Beheshta is studying for a BA in plant science and technology at the Kazakh National Agrarian University in Almaty.
“My field is part of agrotechnology. Plant science and technology is all about plant growth, reproduction, evolution, adaption. My field is focused on developing new technologies that will help feed the world’s population.”
More than half of Afghans are going hungry because of continuing conflict, the COVID-19 pandemic, a dire economic situation, and a severe drought.
Improving agricultural productivity has the potential to improve the lives of millions of Afghans. Although Beheshta’s professional future in Afghanistan seems uncertain, she still hopes that someday her knowledge and experience will be useful for her country.
“I want to become a professional in the field of agriculture. After finishing my studies, I want to come back to my country and help the farmers, to bring about change. Our agriculture needs technologies that are used in other countries. With the help of some NGOs and perhaps of the government I want to help introduce new technologies and machines to farmers, to help farming reach a new level.”
Mursal came to Almaty in 2019. Her father, an irrigation system engineer, inspired her career choice.
“When I saw how he worked with people, people who don’t know what they will eat the next day [and] just work to be able to provide food for one day, I thought what he was doing was very cool.”

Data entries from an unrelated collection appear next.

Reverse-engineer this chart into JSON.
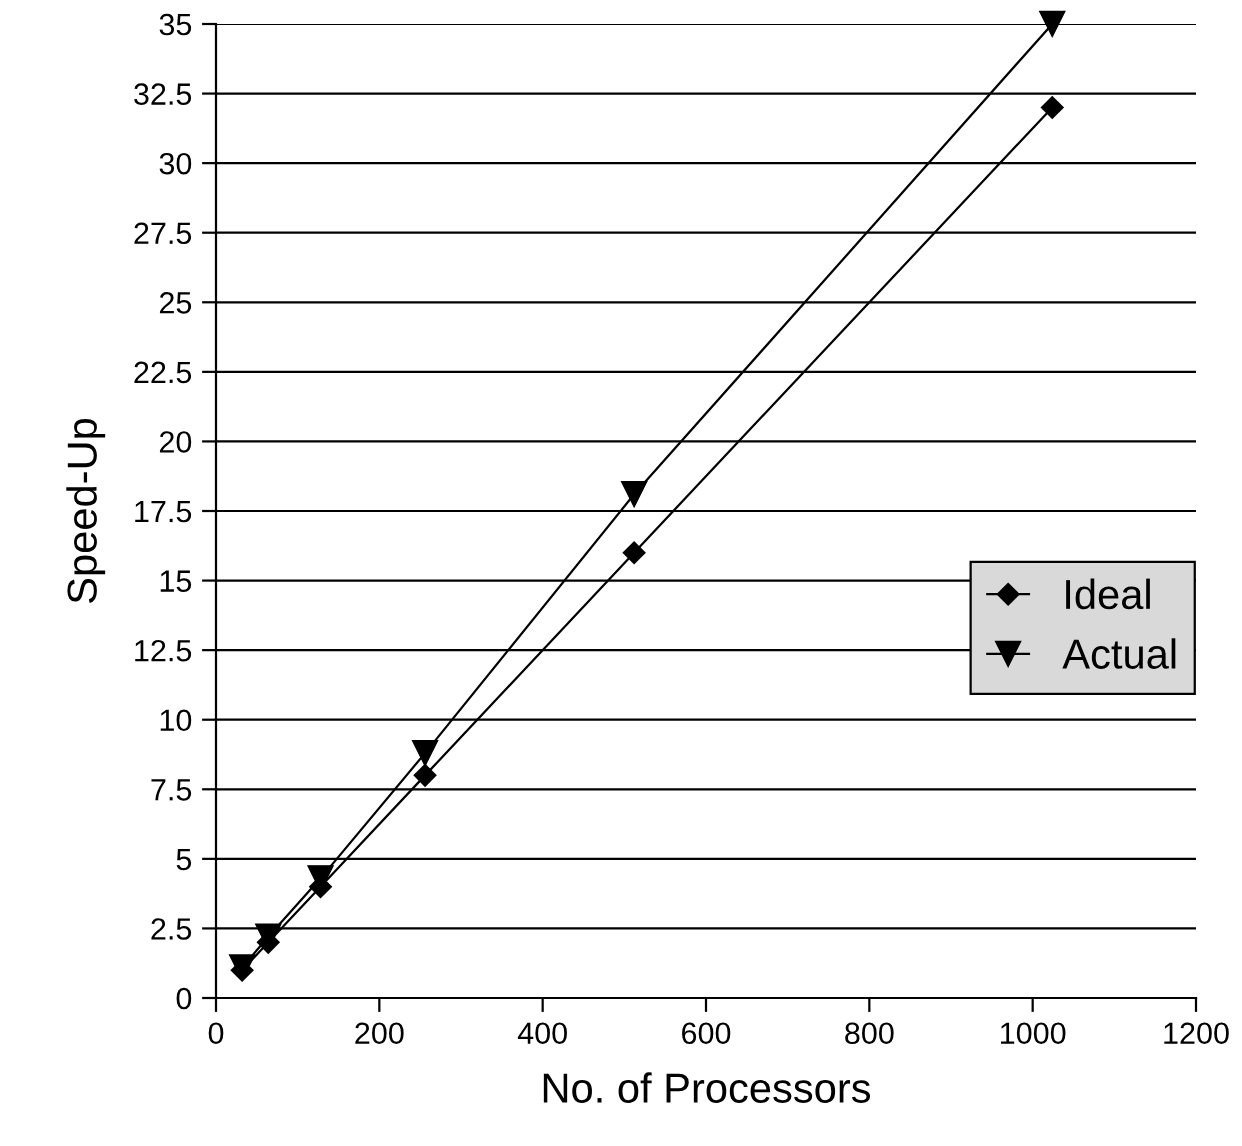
{
  "chart_data": {
    "type": "line",
    "xlabel": "No. of Processors",
    "ylabel": "Speed-Up",
    "series": [
      {
        "name": "Ideal",
        "color": "#000000",
        "marker": "diamond",
        "x": [
          32,
          64,
          128,
          256,
          512,
          1024
        ],
        "values": [
          1,
          2,
          4,
          8,
          16,
          32
        ]
      },
      {
        "name": "Actual",
        "color": "#000000",
        "marker": "triangle",
        "x": [
          32,
          64,
          128,
          256,
          512,
          1024
        ],
        "values": [
          1.1,
          2.2,
          4.3,
          8.8,
          18.1,
          35
        ]
      }
    ],
    "xlim": [
      0,
      1200
    ],
    "xticks": [
      0,
      200,
      400,
      600,
      800,
      1000,
      1200
    ],
    "ylim": [
      0,
      35
    ],
    "yticks": [
      0,
      2.5,
      5,
      7.5,
      10,
      12.5,
      15,
      17.5,
      20,
      22.5,
      25,
      27.5,
      30,
      32.5,
      35
    ],
    "grid": "y",
    "legend": "right",
    "line_style": "solid"
  }
}
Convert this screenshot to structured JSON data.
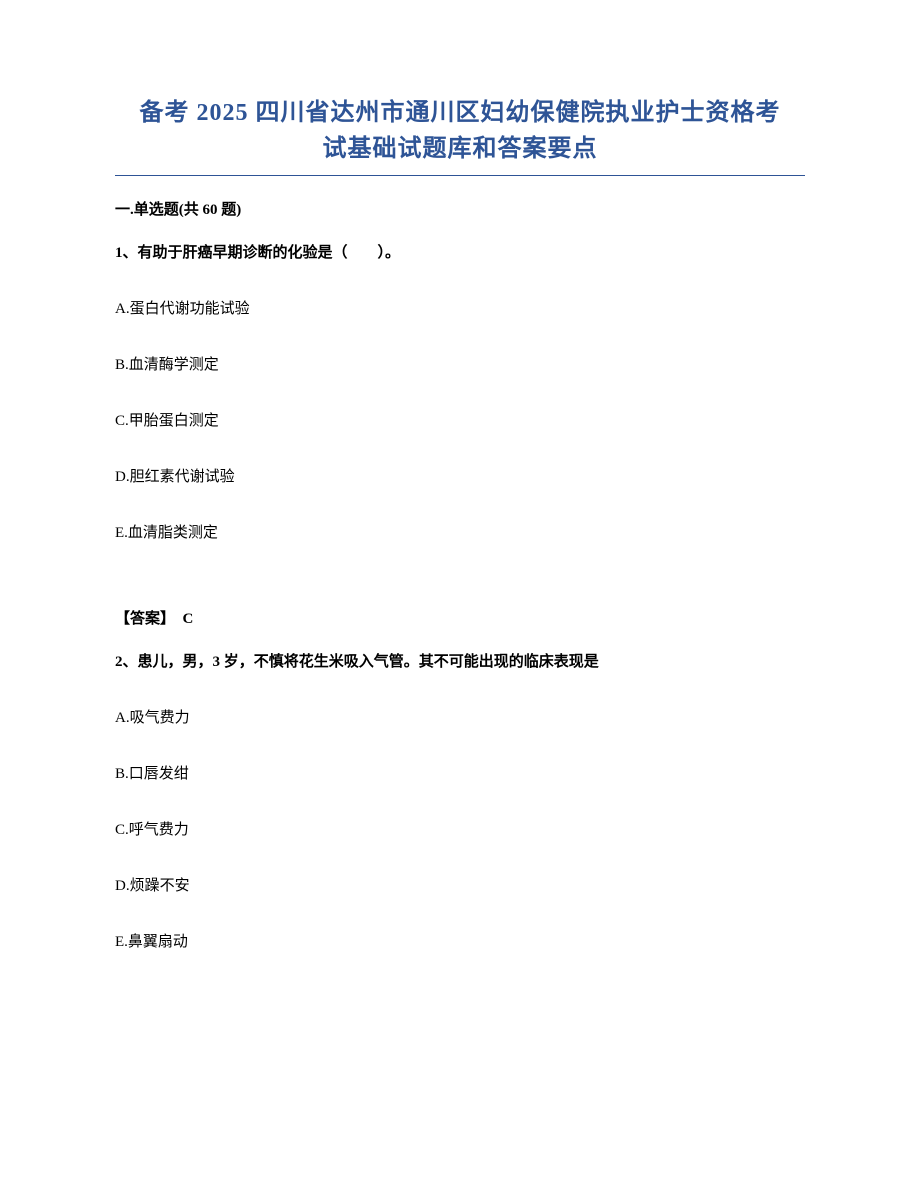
{
  "title": {
    "line1": "备考 2025 四川省达州市通川区妇幼保健院执业护士资格考",
    "line2": "试基础试题库和答案要点",
    "color": "#2e5496",
    "fontsize": 24
  },
  "section_header": "一.单选题(共 60 题)",
  "questions": [
    {
      "number": "1、",
      "text": "有助于肝癌早期诊断的化验是（　　）。",
      "options": [
        "A.蛋白代谢功能试验",
        "B.血清酶学测定",
        "C.甲胎蛋白测定",
        "D.胆红素代谢试验",
        "E.血清脂类测定"
      ],
      "answer_label": "【答案】",
      "answer_value": "C"
    },
    {
      "number": "2、",
      "text": "患儿，男，3 岁，不慎将花生米吸入气管。其不可能出现的临床表现是",
      "options": [
        "A.吸气费力",
        "B.口唇发绀",
        "C.呼气费力",
        "D.烦躁不安",
        "E.鼻翼扇动"
      ]
    }
  ],
  "styles": {
    "body_width": 920,
    "body_height": 1191,
    "background_color": "#ffffff",
    "text_color": "#000000",
    "body_fontsize": 15,
    "option_spacing": 32
  }
}
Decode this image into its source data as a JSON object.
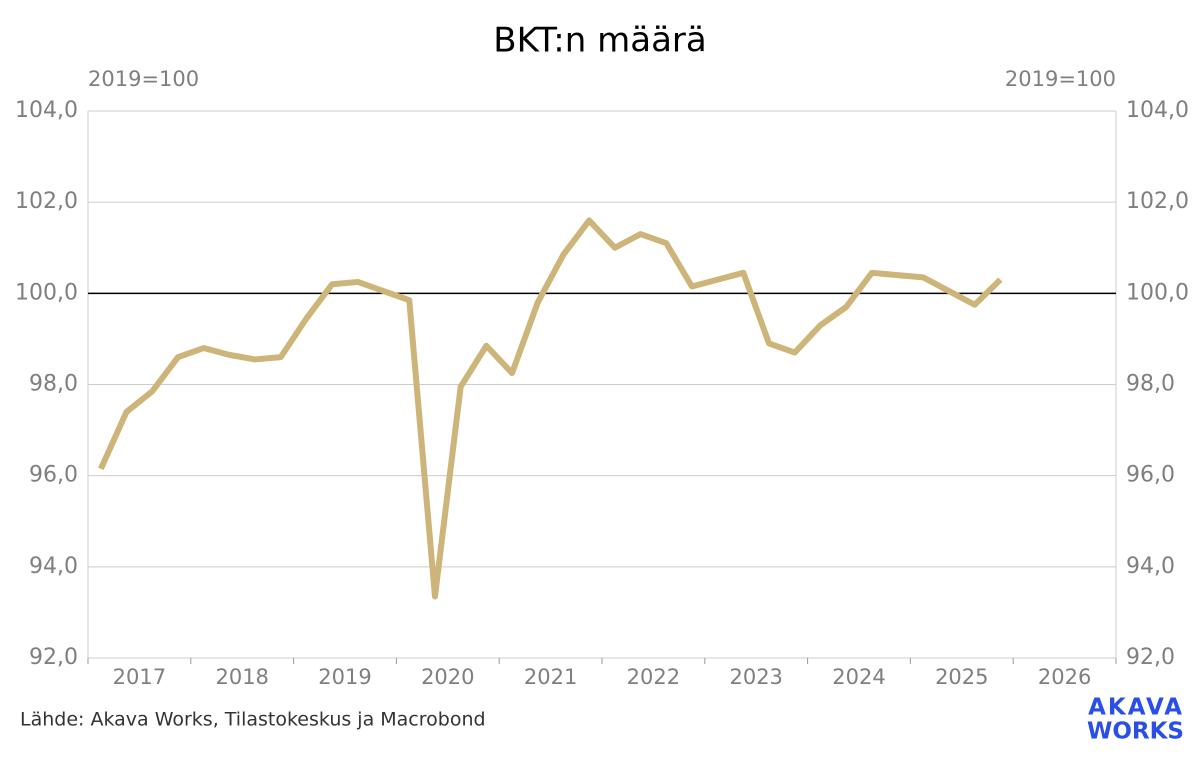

Mursal says the women who play a key role in the agricultural sector in remote and isolated rural areas can help Afghans to feed themselves.
“Even [an] illiterate woman can cultivate plants in her yard, we could share our knowledge with them, train them, explain different ways of how to plant, breed and pollinate. In Afghanistan, women who live in districts, in villages, have big yards around their houses so they could use this knowledge to cultivate their own vegetables. It is a healthy, organic way of production. Armed with this knowledge, a woman could help her family. And then they could sell the products in the market.”
However, Mursal is not sure what future awaits her after graduation.
“I wanted to do what my father did. To share knowledge, to help farmers. I had a dream. But now I’m not sure that my vision [will] be realized.”
Fatema, Beheshta and Mursal are part of a contingent of hope, small in numbers but big in ambition, that represents the international community’s investment in the significant potential of Afghan women.
Overall, 155 young women from Afghanistan will receive an education in Central Asian universities by 2027 under the scholarship programme financed by the European Union and run by UNDP. The first phase of the project began in 2019 and will end in 2025. The second phase started in 2021 will run until 2027. The students study finance, mining, agriculture, marketing, architecture and computer science
This story was produced with the financial support of the European Union. Its content is the sole responsibility of UNDP Kazakhstan and does not necessarily reflect the views of the European Union.